In the same month the Umuroa went into voluntary liquidation.
BW Offshore said it had cost $31m to have the vessel at Tui in 2020 while it missed out on $46m in potential earnings elsewhere.
In November, the company made an application for court costs against the EPA of almost $300,000.
It argued the basis for the EPA abatement notices was without merit or substance.
"The EPA did not file any expert evidence to support its arguments, in circumstances where it would reasonably have been expected to do so if there had been a proper basis for the abatement notices," BW Offshore said.
The EPA submitted that no order for costs against it should be made against it.
"As a regulatory consent authority the EPA has performed it duties properly and acted reasonably, and the appeal arose out of a genuine dispute about legal rights - the effect of the 2017 ruling - which was in the interests of the parties to resolve," it argued.
In his decision, Judge Smith noted that it was unusual to award costs against a regulatory body, but that the EPA's actions displayed a level of blame that met the threshold for this.
"The EPA's case demonstrated a narrow focus, the EPA did not adapt to the changes that occurred between issuing of the abatement notices and the hearing," Judge Smith said.
"In particular detailed evidence as to the security of the field was provided to the EPA well before this hearing."
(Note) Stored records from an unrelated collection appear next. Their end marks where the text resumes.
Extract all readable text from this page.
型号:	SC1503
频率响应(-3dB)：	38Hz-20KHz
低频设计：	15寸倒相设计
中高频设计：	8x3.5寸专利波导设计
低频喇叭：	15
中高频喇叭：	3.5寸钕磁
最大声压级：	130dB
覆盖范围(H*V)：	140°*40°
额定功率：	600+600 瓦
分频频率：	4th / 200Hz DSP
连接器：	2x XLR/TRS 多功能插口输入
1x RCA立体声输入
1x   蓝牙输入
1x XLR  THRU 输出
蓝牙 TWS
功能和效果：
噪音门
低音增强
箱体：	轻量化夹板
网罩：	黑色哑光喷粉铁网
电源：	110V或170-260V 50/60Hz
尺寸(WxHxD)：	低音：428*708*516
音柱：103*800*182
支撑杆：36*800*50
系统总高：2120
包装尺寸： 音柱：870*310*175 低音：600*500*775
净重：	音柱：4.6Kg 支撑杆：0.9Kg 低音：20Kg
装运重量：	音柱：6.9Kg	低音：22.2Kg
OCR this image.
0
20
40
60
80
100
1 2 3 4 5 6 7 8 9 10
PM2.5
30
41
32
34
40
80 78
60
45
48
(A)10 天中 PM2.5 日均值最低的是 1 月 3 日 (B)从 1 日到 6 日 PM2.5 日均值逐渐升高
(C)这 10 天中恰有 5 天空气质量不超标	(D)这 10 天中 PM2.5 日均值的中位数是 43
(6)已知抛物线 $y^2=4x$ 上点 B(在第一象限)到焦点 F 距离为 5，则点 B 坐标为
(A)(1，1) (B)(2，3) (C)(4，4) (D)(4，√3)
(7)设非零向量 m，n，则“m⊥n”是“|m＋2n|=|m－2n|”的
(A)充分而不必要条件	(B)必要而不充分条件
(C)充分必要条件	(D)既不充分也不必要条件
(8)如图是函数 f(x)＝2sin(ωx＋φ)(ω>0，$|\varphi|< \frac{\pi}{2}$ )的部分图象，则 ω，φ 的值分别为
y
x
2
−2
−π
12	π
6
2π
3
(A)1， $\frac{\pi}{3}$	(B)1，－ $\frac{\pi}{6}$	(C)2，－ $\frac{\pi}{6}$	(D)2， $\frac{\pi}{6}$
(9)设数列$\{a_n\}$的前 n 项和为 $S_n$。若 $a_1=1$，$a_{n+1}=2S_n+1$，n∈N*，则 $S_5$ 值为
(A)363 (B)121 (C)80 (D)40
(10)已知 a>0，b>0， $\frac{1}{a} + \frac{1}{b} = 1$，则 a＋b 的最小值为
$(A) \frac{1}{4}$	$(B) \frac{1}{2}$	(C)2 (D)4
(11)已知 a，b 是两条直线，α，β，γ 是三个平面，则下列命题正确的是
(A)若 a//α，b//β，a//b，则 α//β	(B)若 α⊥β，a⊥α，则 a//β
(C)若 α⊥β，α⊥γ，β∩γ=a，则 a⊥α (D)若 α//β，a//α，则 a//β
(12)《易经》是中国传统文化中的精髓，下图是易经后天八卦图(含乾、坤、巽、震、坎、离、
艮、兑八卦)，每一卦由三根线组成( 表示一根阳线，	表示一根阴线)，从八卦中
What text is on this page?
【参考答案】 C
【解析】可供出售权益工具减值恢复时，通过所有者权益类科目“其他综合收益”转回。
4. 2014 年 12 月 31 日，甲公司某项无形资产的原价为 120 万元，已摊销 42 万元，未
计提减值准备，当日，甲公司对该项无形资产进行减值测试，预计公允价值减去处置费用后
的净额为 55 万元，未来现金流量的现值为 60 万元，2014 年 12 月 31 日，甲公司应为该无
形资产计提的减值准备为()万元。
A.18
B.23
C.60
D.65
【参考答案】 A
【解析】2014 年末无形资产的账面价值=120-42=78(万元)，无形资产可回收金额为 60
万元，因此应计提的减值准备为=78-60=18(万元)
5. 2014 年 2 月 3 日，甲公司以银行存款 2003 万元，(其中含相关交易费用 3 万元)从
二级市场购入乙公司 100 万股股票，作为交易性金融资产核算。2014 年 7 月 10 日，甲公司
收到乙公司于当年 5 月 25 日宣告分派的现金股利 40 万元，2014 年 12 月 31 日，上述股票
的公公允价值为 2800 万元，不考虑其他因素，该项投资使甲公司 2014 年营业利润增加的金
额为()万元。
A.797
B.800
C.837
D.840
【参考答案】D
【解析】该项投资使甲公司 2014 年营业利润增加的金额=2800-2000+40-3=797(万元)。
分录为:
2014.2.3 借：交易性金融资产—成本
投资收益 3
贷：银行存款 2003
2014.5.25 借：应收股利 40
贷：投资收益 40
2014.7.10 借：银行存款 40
Judge Smith said the EPA did not fulfil its role properly.
"No experts were called by the EPA, and the Profac report relied on by the EPA had not been reviewed in light of expert evidence from BW Offshore.
"As noted in the court's decision there was no evidence advanced, either in the abatement notices or any time prior or since, that there are [environmental] effects from the disconnection that are more than minor."
New Plymouth mayor Neil Holdom, whose district's coastline would potentially have been affected by any oil spill, however, backed the EPA stance.
"There was widespread support for the EPA move because we all understood that they were exercising caution and looking to mitigate perceived environmental risk.
"We would rather they overreached and protected our environment and were very conservative than going with what companies are asking them to do to protect their own future profits."
Taranaki Chamber of Commerce chief executive Arun Chaudhari took a more dim view of the EPA's actions.
"The EPA didn't do its due diligence properly and had a report that was not really reliable and BW Offshore shouldn't have had to sink in so much money when it was actually another company that went bankrupt.
"BW Offshore has been punished for no real fault of theirs really."
In November, the Ministry of Innovation, Business and Employment, which is now overseeing the decommissioning of the Tui, signed an agreement with BW Offshore to remove the Umuroa from the field. The vessel is expected to leave mid-winter this year.